A similar distinction of levels of multisensory processing was reached by Magnée et al. (2008a, b), who demonstrated that in a group of individuals diagnosed with pervasive developmental disorders (DPP) the early stages of multisensory integration were still intact, whereas the later stages of multisensory integration were impaired. Since disrupted multisensory processing is considered to be a part of various clinical populations, including autism spectrum disorder (Iarocci and McDonald 2006) or Schizophrenia (Ross et al. 2007), the present paradigm could be a viable tool to study the interactions between multisensory integration and cognition in these patient groups.

Summary and conclusions

This study revealed behavioral and electrophysiological evidence for the influence of attention on resolving the input timing differences in a multisensory stimulus. We found that ERPs that were time-locked to the visual component of the audiovisual stimuli showed several attention effects. Of these, the amplitude of the attention effects on early latency components (posterior P1, anterior N1, and posterior N1) were modulated by SOA. Furthermore, attention effects on the posterior P1 and N1 components also occurred for unisensory stimuli. These P1 and N1 effects are therefore likely to be multisensory extensions of basic attention processes. In contrast, we observed a frontal N1 attention effect that was present only on the multisensory stimuli, and, particularly so, when the temporal alignment of the auditory and visual inputs was less than optimal. We therefore suggest that the frontal N1 effect might reflect the processing or adjusting for the temporal alignment of visual inputs to the auditory inputs.

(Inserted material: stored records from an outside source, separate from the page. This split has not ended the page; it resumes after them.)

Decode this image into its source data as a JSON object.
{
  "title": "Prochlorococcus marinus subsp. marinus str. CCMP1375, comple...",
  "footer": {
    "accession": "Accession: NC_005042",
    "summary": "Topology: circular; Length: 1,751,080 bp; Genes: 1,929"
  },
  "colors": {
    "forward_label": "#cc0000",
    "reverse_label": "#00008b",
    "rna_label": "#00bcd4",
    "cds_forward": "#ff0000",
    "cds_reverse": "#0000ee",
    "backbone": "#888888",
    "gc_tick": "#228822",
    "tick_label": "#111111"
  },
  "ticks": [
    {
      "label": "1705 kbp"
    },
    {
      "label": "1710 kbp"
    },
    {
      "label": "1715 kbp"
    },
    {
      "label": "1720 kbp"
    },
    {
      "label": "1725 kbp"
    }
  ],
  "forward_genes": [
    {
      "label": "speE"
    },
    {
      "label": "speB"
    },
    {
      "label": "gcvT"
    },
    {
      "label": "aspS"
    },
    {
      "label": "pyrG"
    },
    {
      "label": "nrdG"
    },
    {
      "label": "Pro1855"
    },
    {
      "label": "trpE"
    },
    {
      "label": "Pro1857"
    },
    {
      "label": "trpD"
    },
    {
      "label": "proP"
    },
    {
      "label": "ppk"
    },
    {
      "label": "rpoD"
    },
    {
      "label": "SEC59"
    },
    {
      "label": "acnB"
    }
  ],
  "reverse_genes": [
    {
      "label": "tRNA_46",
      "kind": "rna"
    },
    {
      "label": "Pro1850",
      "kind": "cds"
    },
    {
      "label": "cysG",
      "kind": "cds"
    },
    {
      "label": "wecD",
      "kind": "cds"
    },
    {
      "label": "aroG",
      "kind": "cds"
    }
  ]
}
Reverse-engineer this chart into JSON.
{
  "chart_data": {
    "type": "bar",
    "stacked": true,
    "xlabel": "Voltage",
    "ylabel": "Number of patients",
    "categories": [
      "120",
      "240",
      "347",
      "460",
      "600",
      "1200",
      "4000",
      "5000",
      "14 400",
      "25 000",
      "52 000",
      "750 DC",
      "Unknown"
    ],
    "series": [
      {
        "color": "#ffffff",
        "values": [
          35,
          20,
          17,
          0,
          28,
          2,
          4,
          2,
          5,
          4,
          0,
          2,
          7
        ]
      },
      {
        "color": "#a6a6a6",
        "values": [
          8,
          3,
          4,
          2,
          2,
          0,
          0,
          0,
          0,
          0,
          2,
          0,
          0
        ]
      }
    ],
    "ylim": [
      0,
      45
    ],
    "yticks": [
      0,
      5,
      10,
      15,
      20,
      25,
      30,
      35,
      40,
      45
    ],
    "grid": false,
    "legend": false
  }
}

In contrast, a longer-latency attention effect, the occipital selection negativity, was not influenced by SOA. We conclude from these findings that even small temporal asynchronies, occurring within the temporal window of integration, are detected at early latencies, and that somewhat later in time frontal brain areas contribute to the processing and resolving of these temporal asynchronies. In contrast, a longer-latency attention effect, the occipital selection negativity, was observed for all SOAs and was not influenced by SOA, suggesting that by this time a stable multisensory representation had been established that was beyond influence from the within-integration-window asynchronies between the audio and visual inputs.